Merkezi hükümet binalarının önünde toplanan on binlerce kişi, “Hong Kong’u koru” sloganları atarak polise destek mesajı verdi.
Çoğunluğunu yaşlıların oluşturduğu hükümet taraftarı gruplarca organize edilen gösteri, barışçıl bir ortamda gerçekleşti.
Çin bayraklarıyla alana gelen çok sayıda ana kara Çin vatandaşı olduğu gözlenirken, göstericilerin bölgede güvenliği sağlamakla görevli polislere sevgi gösterilerinde bulunması dikkati çekti.
Organizatörler, gösteriye 306 bin kişinin katıldığını savundu ancak polis, gösterici sayısının en fazla 103 bin olduğunu açıkladı.
Dünyanın en önemli finans merkezlerinden 7,4 milyon nüfuslu Hong Kong’da zanlıların Çin’e iadesini öngören yasa tasarısı, geniş katılımlı protesto gösterilerine neden oluyor.
Demokrasi yanlıları tasarının iptalini talep ediyor
Yaklaşık iki aydır süren gösteriler, Hong Kong Özel İdari Bölge Baş Yöneticisi Carrie Lam’in “Tasarı öldü.” açıklamasına rağmen hız kesmiyor.
Çin’in Hong Kong’un özerk yasalarına ve hukuk sistemine müdahalesine yol açacağı gerekçesiyle karşı çıktıkları tasarının geri çekilmesini yeterli bulmayan göstericiler, tasarının iptali talebiyle yarın Victroria Park’tan merkezi hükümet binalarına yürümeyi planlıyor.

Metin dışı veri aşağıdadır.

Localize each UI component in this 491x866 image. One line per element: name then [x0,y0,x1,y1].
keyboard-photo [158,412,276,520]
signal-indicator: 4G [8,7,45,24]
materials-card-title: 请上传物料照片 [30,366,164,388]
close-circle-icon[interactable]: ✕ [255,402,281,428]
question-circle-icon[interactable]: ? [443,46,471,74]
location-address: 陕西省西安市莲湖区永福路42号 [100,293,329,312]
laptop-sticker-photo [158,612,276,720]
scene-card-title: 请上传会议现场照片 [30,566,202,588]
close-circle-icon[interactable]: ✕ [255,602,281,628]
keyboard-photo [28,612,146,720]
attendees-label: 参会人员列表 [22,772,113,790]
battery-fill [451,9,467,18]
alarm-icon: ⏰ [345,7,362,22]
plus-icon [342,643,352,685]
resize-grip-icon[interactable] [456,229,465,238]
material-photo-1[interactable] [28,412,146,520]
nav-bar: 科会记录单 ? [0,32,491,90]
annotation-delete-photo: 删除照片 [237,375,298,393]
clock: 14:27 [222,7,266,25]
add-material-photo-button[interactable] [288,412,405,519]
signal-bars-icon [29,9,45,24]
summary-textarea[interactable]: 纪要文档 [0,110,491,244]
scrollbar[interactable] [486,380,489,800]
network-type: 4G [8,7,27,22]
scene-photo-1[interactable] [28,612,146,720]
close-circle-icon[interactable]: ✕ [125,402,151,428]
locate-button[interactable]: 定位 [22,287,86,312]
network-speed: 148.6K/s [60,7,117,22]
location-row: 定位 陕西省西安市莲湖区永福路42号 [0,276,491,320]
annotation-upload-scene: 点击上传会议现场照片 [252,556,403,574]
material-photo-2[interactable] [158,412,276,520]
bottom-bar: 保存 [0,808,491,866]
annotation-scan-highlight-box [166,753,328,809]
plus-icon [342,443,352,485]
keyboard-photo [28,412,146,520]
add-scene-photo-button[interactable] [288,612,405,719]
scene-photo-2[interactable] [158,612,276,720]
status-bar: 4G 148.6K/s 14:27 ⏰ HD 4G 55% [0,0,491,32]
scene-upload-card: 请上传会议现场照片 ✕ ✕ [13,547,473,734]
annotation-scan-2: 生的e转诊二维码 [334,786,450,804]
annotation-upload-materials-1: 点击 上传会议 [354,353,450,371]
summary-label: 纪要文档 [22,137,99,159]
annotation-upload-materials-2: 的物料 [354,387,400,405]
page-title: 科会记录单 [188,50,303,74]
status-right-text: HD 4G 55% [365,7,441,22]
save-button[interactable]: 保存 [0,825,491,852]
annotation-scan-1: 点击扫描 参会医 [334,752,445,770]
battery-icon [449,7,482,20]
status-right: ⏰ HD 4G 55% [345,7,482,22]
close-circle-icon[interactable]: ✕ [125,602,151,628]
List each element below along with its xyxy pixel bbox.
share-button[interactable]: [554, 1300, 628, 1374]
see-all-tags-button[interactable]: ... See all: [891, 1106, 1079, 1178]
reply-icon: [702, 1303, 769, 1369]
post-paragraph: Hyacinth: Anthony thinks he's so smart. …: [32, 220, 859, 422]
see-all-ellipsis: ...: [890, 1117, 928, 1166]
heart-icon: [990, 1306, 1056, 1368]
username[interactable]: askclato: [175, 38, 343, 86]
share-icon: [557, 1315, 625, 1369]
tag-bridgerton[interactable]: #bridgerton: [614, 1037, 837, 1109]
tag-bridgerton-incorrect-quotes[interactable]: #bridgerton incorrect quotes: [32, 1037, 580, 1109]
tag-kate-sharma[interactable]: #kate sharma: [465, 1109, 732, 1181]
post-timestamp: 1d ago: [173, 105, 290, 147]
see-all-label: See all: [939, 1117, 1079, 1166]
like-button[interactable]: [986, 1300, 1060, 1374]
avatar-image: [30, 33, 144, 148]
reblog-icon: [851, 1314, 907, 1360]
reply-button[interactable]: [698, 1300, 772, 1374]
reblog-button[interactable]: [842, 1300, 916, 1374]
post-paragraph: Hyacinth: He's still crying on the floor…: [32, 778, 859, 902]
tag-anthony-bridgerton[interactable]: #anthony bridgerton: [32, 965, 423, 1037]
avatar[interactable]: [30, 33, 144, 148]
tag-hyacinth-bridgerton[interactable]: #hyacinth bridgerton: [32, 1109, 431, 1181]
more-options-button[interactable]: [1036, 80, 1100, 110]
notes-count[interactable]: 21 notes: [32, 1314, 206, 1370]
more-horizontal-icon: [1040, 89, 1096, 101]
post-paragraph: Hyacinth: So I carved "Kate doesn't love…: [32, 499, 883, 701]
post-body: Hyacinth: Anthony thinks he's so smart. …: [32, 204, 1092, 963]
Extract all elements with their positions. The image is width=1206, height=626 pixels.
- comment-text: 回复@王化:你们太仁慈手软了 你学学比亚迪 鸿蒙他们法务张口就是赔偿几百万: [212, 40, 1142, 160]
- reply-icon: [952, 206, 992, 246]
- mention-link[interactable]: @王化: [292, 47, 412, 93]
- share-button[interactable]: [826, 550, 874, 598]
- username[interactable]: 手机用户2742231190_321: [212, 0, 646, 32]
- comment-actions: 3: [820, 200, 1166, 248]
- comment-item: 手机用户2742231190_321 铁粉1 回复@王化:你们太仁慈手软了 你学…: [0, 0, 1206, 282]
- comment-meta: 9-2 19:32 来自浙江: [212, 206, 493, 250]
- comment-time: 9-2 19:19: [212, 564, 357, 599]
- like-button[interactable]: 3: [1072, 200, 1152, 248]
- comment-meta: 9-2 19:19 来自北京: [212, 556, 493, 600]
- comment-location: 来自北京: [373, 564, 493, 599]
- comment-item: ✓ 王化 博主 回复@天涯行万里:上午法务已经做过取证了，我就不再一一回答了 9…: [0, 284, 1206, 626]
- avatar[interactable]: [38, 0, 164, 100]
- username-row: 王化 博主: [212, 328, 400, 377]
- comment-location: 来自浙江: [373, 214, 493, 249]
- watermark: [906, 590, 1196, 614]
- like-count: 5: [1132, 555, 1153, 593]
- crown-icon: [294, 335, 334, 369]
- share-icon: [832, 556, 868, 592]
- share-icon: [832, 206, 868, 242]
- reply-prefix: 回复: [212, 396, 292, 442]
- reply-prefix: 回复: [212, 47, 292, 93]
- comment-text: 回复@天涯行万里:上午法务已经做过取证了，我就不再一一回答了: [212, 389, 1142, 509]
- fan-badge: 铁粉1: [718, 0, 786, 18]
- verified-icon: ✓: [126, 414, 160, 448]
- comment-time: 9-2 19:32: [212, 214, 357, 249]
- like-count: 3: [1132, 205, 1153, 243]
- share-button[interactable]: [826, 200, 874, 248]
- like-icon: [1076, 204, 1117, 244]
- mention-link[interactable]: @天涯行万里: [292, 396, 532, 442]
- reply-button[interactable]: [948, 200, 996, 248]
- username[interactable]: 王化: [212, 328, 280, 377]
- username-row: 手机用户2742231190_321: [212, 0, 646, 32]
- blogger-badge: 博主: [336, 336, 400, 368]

Bölgenin en büyük aktivist gruplarından Sivil İnsan Hakları Cephesince organize edilen yürüyüşe, çoğunluğunu gençlerin oluşturacağı on binlerce Hong Konglunun katılması bekleniyor.
Aktivist grupların demokrasiyi savunmak bahanesiyle halkı polisten nefret etmeye sevk ettiğini öne süren hükümet yanlıları ise polise karşı şiddet uyguladığını savunduğu protestoculara tepkilerini dile getiriyor.
Çin’e iade yasa tasarısı
Hong Kong’da hüküm giyen veya haklarında suç isnadı olan kişilerin Çin’e, Makao Özel İdare Bölgesi’ne ve Tayvan’a iadesini kolaylaştıran yasa tasarısı, 3 Nisan’da parlamentoya sunulmuştu.
Tasarı, politik suçları kapsam dışında tutuyor ancak 7,4 milyon nüfuslu Hong Kong’da halkın büyük bölümü, insanların Çin’in yargı sistemi altında keyfi gözaltılar, adil olmayan yargı süreçleri ve hatta işkenceye maruz kalacağı kaygısını paylaşıyor.
Muhalifler yasanın çıkması halinde bunun Çin’in Hong Kong’daki siyasi muhalifleri hedef almasıyla sonuçlanacağından endişe ediyor.
Hong Kong’un statüsü
Hong Kong, 1898’de imzalanan “kira sözleşmesiyle” uzun yıllar İngiltere hakimiyetinde kaldıktan sonra 1997’de Çin’e devredilmişti.
İmzalanan ortak deklarasyon çerçevesinde Hong Kong’a, 2047’ye kadar Çin’e sadece dış politika ve savunma gibi alanlarda bağlı kalarak “tek ülke, iki sistem” politikasıyla idari bağımsızlığını ve yapısını koruma hakkı tanınmıştı.